板绘的蛋糕设计图会分出黑白灰,复制出好几个图层,好几个一模一样的黑白蛋糕。她只用凭对色卡的熟悉,选择想要的色号,一样样往蛋糕上铺,每种都试一次,拿给奚午承看,确定最适合她预想的一张,发到夜自明的蛋糕定制邮箱。
也许是病人自有的敏感,奚午蔓总觉得,奚午承看她的眼神就像看一只可怜的残疾狗。

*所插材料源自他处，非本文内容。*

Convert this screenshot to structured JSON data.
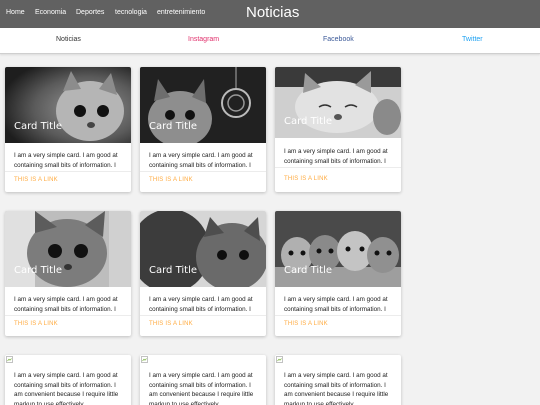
{
  "nav": {
    "brand": "Noticias",
    "links": [
      "Home",
      "Economia",
      "Deportes",
      "tecnologia",
      "entretenimiento"
    ]
  },
  "tabs": [
    {
      "label": "Noticias",
      "color": "#333333"
    },
    {
      "label": "Instagram",
      "color": "#e1306c"
    },
    {
      "label": "Facebook",
      "color": "#3b5998"
    },
    {
      "label": "Twitter",
      "color": "#1da1f2"
    }
  ],
  "image_cards": [
    {
      "title": "Card Title",
      "text": "I am a very simple card. I am good at containing small bits of information. I am convenient because I require little markup to use effectively.",
      "link": "THIS IS A LINK",
      "image": "kitten-photo"
    },
    {
      "title": "Card Title",
      "text": "I am a very simple card. I am good at containing small bits of information. I am convenient because I require little markup to use effectively.",
      "link": "THIS IS A LINK",
      "image": "kitten-with-ball-photo"
    },
    {
      "title": "Card Title",
      "text": "I am a very simple card. I am good at containing small bits of information. I am convenient because I require little markup to use effectively.",
      "link": "THIS IS A LINK",
      "image": "sleeping-kitten-photo"
    },
    {
      "title": "Card Title",
      "text": "I am a very simple card. I am good at containing small bits of information. I am convenient because I require little markup to use effectively.",
      "link": "THIS IS A LINK",
      "image": "kitten-photo"
    },
    {
      "title": "Card Title",
      "text": "I am a very simple card. I am good at containing small bits of information. I am convenient because I require little markup to use effectively.",
      "link": "THIS IS A LINK",
      "image": "kitten-closeup-photo"
    },
    {
      "title": "Card Title",
      "text": "I am a very simple card. I am good at containing small bits of information. I am convenient because I require little markup to use effectively.",
      "link": "THIS IS A LINK",
      "image": "kittens-group-photo"
    }
  ],
  "text_cards": [
    {
      "text": "I am a very simple card. I am good at containing small bits of information. I am convenient because I require little markup to use effectively.",
      "image": "broken-image-icon"
    },
    {
      "text": "I am a very simple card. I am good at containing small bits of information. I am convenient because I require little markup to use effectively.",
      "image": "broken-image-icon"
    },
    {
      "text": "I am a very simple card. I am good at containing small bits of information. I am convenient because I require little markup to use effectively.",
      "image": "broken-image-icon"
    }
  ],
  "colors": {
    "navbar": "#616161",
    "link": "#ffab40",
    "background": "#f2f2f2"
  }
}
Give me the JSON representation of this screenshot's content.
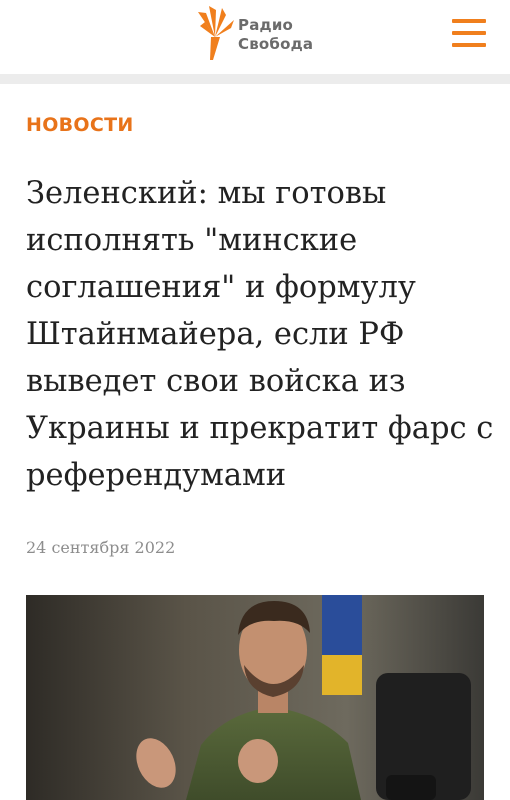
{
  "header": {
    "logo": {
      "line1": "Радио",
      "line2": "Свобода",
      "icon": "torch-icon"
    },
    "menu_icon": "hamburger-menu-icon",
    "accent_color": "#f07f1d"
  },
  "article": {
    "section": "НОВОСТИ",
    "headline": "Зеленский: мы готовы исполнять \"минские соглашения\" и формулу Штайнмайера, если РФ выведет свои войска из Украины и прекратит фарс с референдумами",
    "date": "24 сентября 2022",
    "photo": {
      "description": "photo-of-speaker"
    }
  }
}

她讨厌那样的怜悯,也讨厌他任何形式的关心。
别墅里大大小小的家具、大大小小的家居饰品全部都在一个阴暗的雪天换了,偶尔会出现的色彩成了一片彻底的黑白。深浅明度不一的黑与白。该死的黑与白。
奚午蔓回家看到这一切,简直要疯掉。她大发雷霆,恨不得砸光屋子里所有陌生的物什。她也真的那样做了。
面对满屋狼藉,奚午承意外宽容。带着他的怜悯与关心。
她一把推开试图抱住她的奚午承,被惯坏的孩子一样大吵大闹:“我不要在这里!我不要见到你!我要周寘行!”
孩子吵闹总能得到自己想要的玩具、糖果,甚至是想看的动画片。奚午蔓的大吵大闹只得到奚午承一句:“他已经死了。”
“他没有!”奚午蔓继续砸东西。
不知道具体是什么木头,黑乎乎的,光滑细腻,那只小象木雕在地毯上蹦了好几下,最终躺在地毯外面,完好无损。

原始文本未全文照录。